In case anyone is interested, in ran a fairly simple MNIST benchmark (proposed here :
https://github.com/apple/tensorflow_macos/issues/25) on my recently acquired M1 Pro MBP (16-core GPU, 16GB RAM). I installed Tensorflow using the following guide (
https://developer.apple.com/metal/tensorflow-plugin/).
For reference, this benchmark seems to run at around 24ms/step on M1 GPU.
On the M1 Pro, the benchmark runs at between 11 and 12ms/step (twice the TFLOPs, twice as fast as an M1 chip).
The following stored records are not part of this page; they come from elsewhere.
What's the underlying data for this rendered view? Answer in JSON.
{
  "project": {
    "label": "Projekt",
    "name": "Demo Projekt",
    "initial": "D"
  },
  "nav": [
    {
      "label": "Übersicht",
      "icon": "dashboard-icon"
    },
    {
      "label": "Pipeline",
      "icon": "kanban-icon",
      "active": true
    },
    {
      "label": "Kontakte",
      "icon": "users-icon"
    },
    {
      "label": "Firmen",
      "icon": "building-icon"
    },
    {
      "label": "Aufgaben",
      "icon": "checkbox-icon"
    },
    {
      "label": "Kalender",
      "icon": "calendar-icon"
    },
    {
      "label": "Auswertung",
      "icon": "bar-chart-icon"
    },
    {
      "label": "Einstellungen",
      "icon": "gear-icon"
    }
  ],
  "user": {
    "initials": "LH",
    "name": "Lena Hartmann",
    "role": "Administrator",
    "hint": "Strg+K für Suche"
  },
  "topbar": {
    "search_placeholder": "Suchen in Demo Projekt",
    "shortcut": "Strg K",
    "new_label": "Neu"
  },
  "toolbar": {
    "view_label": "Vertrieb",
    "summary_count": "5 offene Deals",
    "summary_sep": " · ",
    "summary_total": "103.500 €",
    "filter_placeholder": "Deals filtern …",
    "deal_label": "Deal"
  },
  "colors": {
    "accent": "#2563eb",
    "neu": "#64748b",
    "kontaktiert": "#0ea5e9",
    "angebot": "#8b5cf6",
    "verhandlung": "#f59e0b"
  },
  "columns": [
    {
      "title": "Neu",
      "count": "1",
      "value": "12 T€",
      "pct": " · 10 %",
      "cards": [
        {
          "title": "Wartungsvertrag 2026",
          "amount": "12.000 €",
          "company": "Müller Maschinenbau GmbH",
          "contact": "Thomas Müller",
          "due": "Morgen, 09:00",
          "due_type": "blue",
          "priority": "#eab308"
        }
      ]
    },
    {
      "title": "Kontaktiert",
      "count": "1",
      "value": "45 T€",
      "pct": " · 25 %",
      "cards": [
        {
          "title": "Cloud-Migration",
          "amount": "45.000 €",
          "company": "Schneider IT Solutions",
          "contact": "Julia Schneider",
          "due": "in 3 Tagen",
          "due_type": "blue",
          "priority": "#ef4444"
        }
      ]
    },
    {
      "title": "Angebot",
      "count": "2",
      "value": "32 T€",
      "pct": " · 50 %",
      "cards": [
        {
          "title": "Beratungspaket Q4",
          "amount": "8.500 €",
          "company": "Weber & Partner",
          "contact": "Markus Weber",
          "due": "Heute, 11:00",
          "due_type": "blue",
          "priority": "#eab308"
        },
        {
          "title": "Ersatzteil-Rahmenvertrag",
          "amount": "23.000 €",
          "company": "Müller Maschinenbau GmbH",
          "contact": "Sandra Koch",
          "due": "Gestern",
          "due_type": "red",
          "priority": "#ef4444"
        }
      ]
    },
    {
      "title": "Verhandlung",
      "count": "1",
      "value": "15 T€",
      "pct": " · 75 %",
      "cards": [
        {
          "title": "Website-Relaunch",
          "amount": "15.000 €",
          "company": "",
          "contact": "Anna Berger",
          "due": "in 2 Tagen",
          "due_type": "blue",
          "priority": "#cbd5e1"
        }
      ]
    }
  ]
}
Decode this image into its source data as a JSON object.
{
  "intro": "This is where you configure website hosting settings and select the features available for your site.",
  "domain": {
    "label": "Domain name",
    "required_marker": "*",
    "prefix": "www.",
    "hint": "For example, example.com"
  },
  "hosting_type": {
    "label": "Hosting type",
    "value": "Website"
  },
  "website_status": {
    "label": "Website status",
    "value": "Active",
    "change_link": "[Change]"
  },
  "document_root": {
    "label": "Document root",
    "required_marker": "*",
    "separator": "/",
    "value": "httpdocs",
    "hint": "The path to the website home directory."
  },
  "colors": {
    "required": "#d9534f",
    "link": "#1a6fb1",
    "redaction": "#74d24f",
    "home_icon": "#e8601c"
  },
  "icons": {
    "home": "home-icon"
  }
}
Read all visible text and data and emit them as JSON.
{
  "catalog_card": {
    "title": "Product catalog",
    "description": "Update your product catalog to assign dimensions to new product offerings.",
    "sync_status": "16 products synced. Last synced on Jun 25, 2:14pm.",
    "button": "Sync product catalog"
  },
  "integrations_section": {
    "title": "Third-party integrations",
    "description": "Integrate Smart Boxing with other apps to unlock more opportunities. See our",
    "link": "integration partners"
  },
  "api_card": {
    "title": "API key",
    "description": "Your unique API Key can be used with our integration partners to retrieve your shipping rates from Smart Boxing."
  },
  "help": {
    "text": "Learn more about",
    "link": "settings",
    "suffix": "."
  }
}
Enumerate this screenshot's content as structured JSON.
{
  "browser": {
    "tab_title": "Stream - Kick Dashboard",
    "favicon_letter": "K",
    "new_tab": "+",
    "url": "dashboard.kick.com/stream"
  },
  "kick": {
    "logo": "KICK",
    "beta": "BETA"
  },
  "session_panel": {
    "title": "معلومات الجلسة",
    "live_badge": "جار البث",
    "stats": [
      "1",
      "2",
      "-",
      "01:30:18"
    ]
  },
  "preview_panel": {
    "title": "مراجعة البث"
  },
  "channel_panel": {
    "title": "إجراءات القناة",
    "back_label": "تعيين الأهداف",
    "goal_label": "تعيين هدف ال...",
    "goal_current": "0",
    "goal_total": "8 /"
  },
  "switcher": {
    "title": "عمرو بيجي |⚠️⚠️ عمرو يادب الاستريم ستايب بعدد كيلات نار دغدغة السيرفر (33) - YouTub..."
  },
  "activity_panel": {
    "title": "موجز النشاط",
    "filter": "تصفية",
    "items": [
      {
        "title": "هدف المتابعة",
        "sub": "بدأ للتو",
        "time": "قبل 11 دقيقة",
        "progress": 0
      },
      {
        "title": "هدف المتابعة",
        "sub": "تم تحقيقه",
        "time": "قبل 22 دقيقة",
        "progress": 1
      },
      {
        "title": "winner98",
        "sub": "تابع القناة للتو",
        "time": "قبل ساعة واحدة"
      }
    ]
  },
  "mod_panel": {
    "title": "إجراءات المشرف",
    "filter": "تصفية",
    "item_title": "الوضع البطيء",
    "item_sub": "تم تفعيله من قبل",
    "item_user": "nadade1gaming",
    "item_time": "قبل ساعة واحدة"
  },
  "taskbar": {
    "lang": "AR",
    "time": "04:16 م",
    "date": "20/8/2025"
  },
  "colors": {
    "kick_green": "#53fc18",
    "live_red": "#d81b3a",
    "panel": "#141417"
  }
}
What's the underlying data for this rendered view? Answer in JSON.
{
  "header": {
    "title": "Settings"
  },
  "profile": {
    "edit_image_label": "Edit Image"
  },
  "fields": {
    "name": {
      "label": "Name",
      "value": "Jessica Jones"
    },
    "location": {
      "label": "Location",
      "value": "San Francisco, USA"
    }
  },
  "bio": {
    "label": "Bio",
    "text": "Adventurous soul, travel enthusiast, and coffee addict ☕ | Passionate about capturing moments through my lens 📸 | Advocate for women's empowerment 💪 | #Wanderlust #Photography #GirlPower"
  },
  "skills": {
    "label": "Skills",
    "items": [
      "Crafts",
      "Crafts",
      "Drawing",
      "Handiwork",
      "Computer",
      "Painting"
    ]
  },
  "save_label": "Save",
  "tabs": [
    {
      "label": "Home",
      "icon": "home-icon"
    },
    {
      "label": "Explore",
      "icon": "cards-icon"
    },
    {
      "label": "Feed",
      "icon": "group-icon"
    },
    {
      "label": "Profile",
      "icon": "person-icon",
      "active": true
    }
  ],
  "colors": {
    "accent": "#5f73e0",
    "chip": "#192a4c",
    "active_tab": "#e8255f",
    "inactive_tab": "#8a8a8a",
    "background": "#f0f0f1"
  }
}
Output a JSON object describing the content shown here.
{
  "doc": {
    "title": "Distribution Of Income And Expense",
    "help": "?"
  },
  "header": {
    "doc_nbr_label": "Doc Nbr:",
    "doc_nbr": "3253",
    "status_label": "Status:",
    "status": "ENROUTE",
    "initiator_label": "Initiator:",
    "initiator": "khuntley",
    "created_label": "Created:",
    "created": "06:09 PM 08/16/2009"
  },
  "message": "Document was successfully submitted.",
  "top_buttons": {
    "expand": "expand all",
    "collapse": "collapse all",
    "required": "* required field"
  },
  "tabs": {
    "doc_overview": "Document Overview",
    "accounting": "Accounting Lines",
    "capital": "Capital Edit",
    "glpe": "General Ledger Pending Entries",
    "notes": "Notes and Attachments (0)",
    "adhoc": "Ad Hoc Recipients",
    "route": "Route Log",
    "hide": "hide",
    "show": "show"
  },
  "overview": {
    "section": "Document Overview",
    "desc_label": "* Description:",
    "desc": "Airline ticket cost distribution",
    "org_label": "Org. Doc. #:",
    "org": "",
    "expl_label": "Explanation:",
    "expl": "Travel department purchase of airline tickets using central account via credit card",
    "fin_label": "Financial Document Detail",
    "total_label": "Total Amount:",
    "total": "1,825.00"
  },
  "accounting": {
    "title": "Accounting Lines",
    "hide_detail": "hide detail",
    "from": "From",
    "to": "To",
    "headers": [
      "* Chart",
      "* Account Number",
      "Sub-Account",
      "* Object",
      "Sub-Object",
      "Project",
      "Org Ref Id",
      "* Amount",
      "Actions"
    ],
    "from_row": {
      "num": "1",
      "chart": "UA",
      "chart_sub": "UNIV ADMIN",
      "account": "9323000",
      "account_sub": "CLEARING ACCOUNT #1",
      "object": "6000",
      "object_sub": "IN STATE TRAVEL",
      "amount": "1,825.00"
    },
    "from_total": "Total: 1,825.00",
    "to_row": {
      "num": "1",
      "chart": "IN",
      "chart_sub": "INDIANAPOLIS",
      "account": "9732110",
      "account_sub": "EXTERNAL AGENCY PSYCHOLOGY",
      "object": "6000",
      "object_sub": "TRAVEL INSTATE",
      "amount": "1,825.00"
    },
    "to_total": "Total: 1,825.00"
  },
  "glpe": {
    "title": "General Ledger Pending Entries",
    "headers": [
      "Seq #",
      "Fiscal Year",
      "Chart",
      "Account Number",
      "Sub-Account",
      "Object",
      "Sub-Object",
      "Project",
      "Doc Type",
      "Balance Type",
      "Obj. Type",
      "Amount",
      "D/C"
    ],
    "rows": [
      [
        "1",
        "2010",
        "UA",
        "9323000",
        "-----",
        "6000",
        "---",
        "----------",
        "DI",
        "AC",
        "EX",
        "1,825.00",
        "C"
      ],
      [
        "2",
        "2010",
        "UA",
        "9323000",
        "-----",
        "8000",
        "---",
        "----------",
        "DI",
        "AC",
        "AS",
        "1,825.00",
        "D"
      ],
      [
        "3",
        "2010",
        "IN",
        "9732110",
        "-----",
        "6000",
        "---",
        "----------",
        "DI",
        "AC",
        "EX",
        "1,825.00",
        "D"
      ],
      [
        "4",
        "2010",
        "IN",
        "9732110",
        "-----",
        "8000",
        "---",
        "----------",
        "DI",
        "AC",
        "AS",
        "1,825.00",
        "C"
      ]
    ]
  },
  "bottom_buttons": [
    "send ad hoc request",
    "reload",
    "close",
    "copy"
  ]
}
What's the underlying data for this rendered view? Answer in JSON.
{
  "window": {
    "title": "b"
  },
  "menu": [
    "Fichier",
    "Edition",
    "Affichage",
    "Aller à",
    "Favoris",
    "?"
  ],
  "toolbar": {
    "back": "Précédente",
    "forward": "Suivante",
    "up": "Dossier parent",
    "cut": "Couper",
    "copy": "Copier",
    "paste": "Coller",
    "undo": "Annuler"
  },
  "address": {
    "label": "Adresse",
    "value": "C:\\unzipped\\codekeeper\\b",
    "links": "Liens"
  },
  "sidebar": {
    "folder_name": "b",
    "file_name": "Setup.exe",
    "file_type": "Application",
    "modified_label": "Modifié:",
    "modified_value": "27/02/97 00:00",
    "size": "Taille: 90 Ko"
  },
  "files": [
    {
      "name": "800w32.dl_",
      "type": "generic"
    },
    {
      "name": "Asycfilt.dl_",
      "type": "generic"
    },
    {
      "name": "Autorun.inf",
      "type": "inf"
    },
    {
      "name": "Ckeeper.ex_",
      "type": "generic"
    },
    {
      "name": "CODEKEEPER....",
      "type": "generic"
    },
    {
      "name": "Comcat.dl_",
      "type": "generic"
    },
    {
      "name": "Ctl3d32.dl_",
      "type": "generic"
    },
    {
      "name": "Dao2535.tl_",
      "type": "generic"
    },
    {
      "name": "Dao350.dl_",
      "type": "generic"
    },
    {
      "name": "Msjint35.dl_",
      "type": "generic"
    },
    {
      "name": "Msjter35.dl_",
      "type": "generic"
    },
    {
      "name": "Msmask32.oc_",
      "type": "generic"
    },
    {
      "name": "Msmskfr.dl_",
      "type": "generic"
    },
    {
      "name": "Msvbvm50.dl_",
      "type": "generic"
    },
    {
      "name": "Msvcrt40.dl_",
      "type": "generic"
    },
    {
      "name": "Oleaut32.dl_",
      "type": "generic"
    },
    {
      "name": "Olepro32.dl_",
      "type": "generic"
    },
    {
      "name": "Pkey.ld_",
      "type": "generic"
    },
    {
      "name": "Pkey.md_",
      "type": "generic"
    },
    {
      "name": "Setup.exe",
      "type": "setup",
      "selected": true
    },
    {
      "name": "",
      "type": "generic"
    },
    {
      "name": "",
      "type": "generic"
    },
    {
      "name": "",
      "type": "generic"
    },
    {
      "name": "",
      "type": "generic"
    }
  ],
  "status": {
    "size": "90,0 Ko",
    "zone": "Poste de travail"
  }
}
The same benchmark run on an RTX-2080 (fp32 13.5 TFLOPS) gives 6ms/step and 8ms/step when run on a GeForce GTX Titan X (fp32 6.7 TFLOPs). A similar level of performance should be also expected on the M1 Max GPU (which should run twice as fast as the M1 Pro).
Of course, this benchmark runs a fairly simple CNN model but it already gives an idea. Keep also in mind that RTX generation cards are able to run faster at fp16 precision, I am not sure it would apply to Apple Silicon.
I would be happy to run any other benchmark if suggested (or help someone to run the benchmark on a M1 Max chip), even if I am more of a PyTorch guy. ;-)
[edit] Makes me wonder whether I should have gone for the M1 Max chip... probably not.